Our study has a few limitations. First, it is a randomized, double-blind, clinical trial where subjects were randomly assigned to one of three EN formulas. If each subject had consumed all three EN formulas via a crossover design, our conclusions would be more strongly supported. Second, long-term observation (i.e., for 2 to 6 months) may confirm whether the association between FODMAP-reduced EN feeding and improved diarrhea results in durable improvements to nutritional status and other metabolic parameters, shortening recovery time. Despite these limitations, this prospective intervention study shows that a low-FODMAP EN formula may improve diarrhea in patients receiving EN therapy, thereby improving nutritional status and potentially aiding prompt recovery from illness.
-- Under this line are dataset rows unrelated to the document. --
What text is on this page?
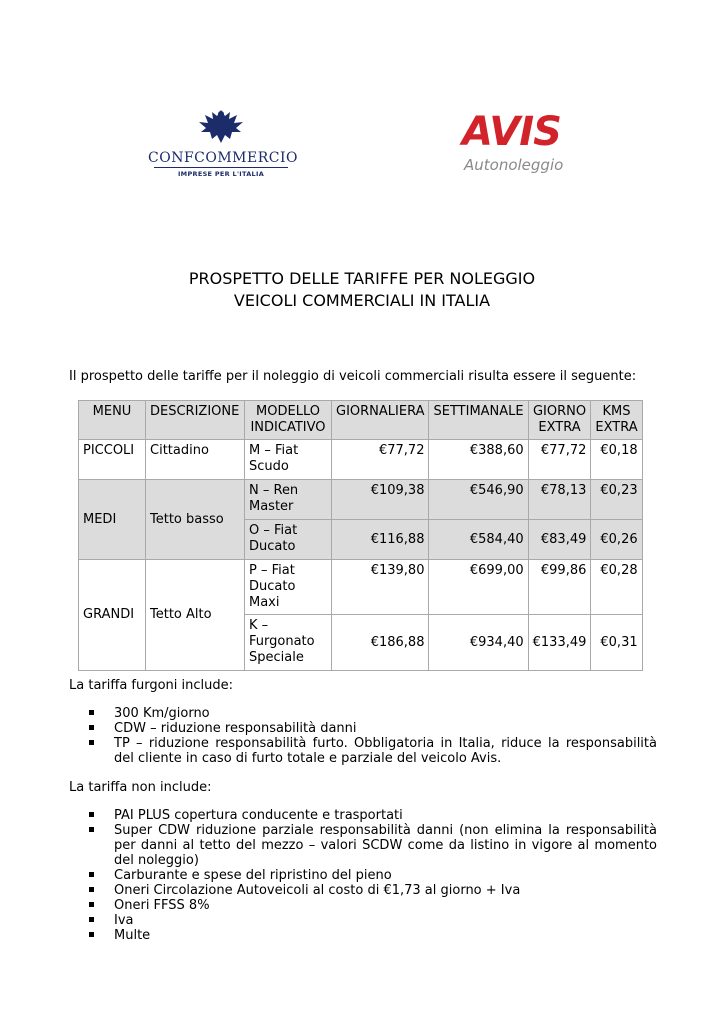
CONFCOMMERCIO
IMPRESE PER L'ITALIA
AVIS
Autonoleggio
PROSPETTO DELLE TARIFFE PER NOLEGGIO
VEICOLI COMMERCIALI IN ITALIA
Il prospetto delle tariffe per il noleggio di veicoli commerciali risulta essere il seguente:
MENU	DESCRIZIONE	MODELLO INDICATIVO	GIORNALIERA	SETTIMANALE	GIORNO EXTRA	KMS EXTRA
PICCOLI	Cittadino	M – Fiat Scudo	€77,72	€388,60	€77,72	€0,18
MEDI	Tetto basso	N – Ren Master	€109,38	€546,90	€78,13	€0,23
		O – Fiat Ducato	€116,88	€584,40	€83,49	€0,26
GRANDI	Tetto Alto	P – Fiat Ducato Maxi	€139,80	€699,00	€99,86	€0,28
		K – Furgonato Speciale	€186,88	€934,40	€133,49	€0,31
La tariffa furgoni include:
300 Km/giorno
CDW – riduzione responsabilità danni
TP – riduzione responsabilità furto. Obbligatoria in Italia, riduce la responsabilità del cliente in caso di furto totale e parziale del veicolo Avis.
La tariffa non include:
PAI PLUS copertura conducente e trasportati
Super CDW riduzione parziale responsabilità danni (non elimina la responsabilità per danni al tetto del mezzo – valori SCDW come da listino in vigore al momento del noleggio)
Carburante e spese del ripristino del pieno
Oneri Circolazione Autoveicoli al costo di €1,73 al giorno + Iva
Oneri FFSS 8%
Iva
Multe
Therefore, low-FODMAP EN formulas are expected to provide a useful therapeutic approach for patients with gastrointestinal symptoms, and particularly diarrhea, who are undergoing EN.

Conclusions

The results from our randomized, double-blind, clinical trial provide the first intervention-based evidence that low-FODMAP EN improves diarrhea and nutritional status in patients receiving EN, potentially improving their nutritional status and ability to promptly recover from illness. Therefore, low-FODMAP EN formulas are expected to provide a useful therapeutic approach for patients with diarrhea undergoing EN.